Les recherches des cliniciens sur les amnésies, l’avènement de la cybernétique (science dont
l’objectif est de chercher des analogies entre le fonctionnement des machines nouvelles et celui
du cerveau), l’apport de la physiologie comparée ont définitivement inscrit la mémoire dans la
matière du cerveau.
Page 1
ANATOMIE DE LA MÉMOIRE
La structure cérébrale constitue un réseau de capacités illimité. L’unité de ce réseau est le
neurone, cellule composée d’un corps cellulaire prolongé d’un axe principal appelé axone et de
dendrites. Le neurone a la capacité originale de pouvoir accumuler des informations et de les
transmettre sous la forme d’un courant qui va parcourir l’axone. Les neurones communiquent
entre eux par des jonctions, les synapses, qui font intervenir un intermédiaire chimique.
Une coupe de cerveau met en relief une substance grise, région où s’accumulent les corps
cellulaires des neurones, et une substance blanche formée par les prolongements des neurones
entourés d’une gaine de myéline.
Le cerveau est extrêmement plissé, ce qui lui confère une surface considérable. Le nombre de
neurones est évalué entre 2 et 10 milliards et celui des synapses est de 100 fois à 1000 fois plus
élevé.
C’est dans le système de réseaux parallèles formés par les contacts de neurones à neurones,
que s’inscrit la mémoire.
Le cerveau a la capacité essentielle de créer des associations entre des informations venant
d’horizons différents. Ces réseaux ont une base génétique ; tout le monde naît avec la même
organisation du cerveau. Le développement des synapses se fait en fonction de l’utilisation que
l’on en fait.
La plasticité des réseaux synaptiques qui est le support véritable de la mémoire est liée à un
remaniement du fonctionnement des synapses dont le mécanisme est connu sous le nom de
potentialisation postsynaptique. Ainsi, lorsqu’un neurone reçoit simultanément et de façon
répétée deux informations convergentes (exemple de la rose, image et odeur), ce neurone va
avoir une réponse considérablement amplifiée par rapport à la réponse initiale. Intervenant sur
un nombre considérable de synapses au sein d’une infinité de réseaux redondants, cette
potentialisation explique comment la mémoire s’inscrit dans la matière, mais aussi comment la
trace, une fois déposée, échappe aux lésions localisées du cortex cérébral.
La potentialisation post-synaptique est la clé générale de tous les phénomènes de mémoire ;
elle régit le fonctionnement des systèmes nerveux les plus élémentaires.

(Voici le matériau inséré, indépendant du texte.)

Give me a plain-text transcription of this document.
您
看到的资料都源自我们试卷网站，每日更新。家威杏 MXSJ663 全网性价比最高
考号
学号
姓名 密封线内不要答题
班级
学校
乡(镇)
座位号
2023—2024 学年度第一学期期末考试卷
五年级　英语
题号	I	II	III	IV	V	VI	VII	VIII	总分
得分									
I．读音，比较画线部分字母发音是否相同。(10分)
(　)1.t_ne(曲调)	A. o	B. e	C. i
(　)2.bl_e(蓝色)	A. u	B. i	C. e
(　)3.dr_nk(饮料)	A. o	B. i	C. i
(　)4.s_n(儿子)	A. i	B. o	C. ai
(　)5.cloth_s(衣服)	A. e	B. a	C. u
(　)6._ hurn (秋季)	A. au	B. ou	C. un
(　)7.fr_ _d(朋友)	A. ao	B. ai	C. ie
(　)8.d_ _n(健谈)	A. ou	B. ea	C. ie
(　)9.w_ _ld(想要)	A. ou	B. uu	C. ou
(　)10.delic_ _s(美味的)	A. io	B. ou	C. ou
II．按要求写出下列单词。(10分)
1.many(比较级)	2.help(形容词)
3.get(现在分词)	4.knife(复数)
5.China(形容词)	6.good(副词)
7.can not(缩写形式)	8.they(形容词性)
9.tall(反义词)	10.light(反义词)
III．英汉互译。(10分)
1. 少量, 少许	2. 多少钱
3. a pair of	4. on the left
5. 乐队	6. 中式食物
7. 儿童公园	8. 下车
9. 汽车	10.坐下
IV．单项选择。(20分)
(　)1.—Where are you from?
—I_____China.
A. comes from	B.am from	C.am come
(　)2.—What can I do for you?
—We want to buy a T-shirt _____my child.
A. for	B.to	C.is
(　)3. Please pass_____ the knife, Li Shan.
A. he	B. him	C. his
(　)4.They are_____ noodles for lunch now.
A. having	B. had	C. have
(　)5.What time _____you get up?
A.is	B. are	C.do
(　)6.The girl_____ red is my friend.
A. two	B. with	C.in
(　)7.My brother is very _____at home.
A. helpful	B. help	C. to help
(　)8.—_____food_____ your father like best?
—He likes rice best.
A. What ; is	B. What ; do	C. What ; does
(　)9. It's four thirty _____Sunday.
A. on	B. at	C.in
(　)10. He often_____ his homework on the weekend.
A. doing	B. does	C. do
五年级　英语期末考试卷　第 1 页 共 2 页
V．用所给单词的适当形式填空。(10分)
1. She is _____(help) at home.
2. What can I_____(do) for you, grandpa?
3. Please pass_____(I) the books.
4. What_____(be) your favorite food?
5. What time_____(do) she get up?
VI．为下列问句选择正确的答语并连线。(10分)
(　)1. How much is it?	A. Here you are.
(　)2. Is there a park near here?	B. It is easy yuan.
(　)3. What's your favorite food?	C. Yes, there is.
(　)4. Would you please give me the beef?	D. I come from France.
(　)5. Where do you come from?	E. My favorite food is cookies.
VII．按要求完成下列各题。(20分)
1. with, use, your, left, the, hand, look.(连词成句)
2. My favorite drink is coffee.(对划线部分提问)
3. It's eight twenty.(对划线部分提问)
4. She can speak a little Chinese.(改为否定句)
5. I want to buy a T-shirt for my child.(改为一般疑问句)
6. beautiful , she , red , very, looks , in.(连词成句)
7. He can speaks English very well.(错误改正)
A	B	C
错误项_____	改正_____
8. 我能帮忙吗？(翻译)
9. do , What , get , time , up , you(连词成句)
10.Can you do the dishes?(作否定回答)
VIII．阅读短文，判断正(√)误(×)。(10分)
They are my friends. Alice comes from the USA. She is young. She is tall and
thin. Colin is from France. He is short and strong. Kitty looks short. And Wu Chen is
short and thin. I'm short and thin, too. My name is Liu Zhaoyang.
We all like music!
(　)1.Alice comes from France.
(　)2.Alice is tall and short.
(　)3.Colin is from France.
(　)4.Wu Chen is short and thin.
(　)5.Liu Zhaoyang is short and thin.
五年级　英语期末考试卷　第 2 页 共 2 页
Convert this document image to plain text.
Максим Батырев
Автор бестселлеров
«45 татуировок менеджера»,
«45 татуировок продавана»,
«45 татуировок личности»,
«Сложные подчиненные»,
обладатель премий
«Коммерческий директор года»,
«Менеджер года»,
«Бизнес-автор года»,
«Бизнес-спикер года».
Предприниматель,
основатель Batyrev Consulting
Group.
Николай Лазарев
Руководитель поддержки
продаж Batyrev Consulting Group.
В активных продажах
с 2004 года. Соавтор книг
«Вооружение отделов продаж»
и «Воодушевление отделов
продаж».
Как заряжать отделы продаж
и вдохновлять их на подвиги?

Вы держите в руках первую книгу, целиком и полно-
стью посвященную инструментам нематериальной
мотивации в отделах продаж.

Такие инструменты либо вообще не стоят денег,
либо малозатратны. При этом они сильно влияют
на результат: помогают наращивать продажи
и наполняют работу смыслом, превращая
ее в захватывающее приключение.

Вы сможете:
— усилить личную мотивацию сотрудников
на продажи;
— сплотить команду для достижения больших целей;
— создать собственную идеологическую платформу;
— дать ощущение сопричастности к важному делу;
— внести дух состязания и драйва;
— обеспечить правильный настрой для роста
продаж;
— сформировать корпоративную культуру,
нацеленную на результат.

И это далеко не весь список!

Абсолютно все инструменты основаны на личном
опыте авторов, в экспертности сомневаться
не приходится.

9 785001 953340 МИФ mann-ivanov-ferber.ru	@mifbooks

Initiée par Pavlov, l’étude du comportement animal a découvert les lois de l’apprentissage et
la physiologie du système récompense/punition.
Les capacités des primates vont bien au-delà. Ils disposent d’une capacité de représentation.
Quant à l’homme, il trouve dans le langage un nouvel instrument d’enregistrement et de
représentation. Dans l’évolution des espèces, l’étape du cerveau limbique (rhinencéphale) est
essentielle. En classant le monde et les événements en bon ou mauvais objet, bonne ou
mauvaise rencontre, bonne ou mauvaise direction, il accomplit une évaluation « affective » qui
marque de son sceau, non plus une simple association stimulus réponse, mais le fruit d’une
intégration plurisensorielle intervenant dans le temps qui est l’ébauche de la mémoire
associative.
Tout acte de mémoire suppose un minimum d’éveil (fonction du tronc cérébral ou cerveau
reptilien). Il faut en outre une attention soutenue (cerveau limbique ou rhinencéphale). A cela
s’ajoute un travail sur les représentations mentales (néo-cortex).
Page 2
DIVERS ASPECTS DE LA MÉMOIRE
Il y a une unité fondamentale de la mémoire liée à son fonctionnement qui engage pour chaque
opération le cerveau dans son ensemble. Néanmoins les champs d’intervention de la mémoire
sont très divers.
Dans la mémoire à long terme, une première dichotomie oppose la mémoire déclarative et la
mémoire procédurale.
La mémoire déclarative recouvre toutes les acquisitions que nous pouvons exprimer par
le langage ou tout autre moyen. Elle revêt 2 formes :
- épisodique : c’est la mémoire des événements. Cette mémoire va faire revivre un moment du
passé dans son contexte originel. Le souvenir sera évoqué non pas en fonction de la
représentation que le sujet peut se faire de sa propre histoire mais à partir d’indices fournis par
le contexte : où et comment a été vécue cette expérience (la madeleine de Proust).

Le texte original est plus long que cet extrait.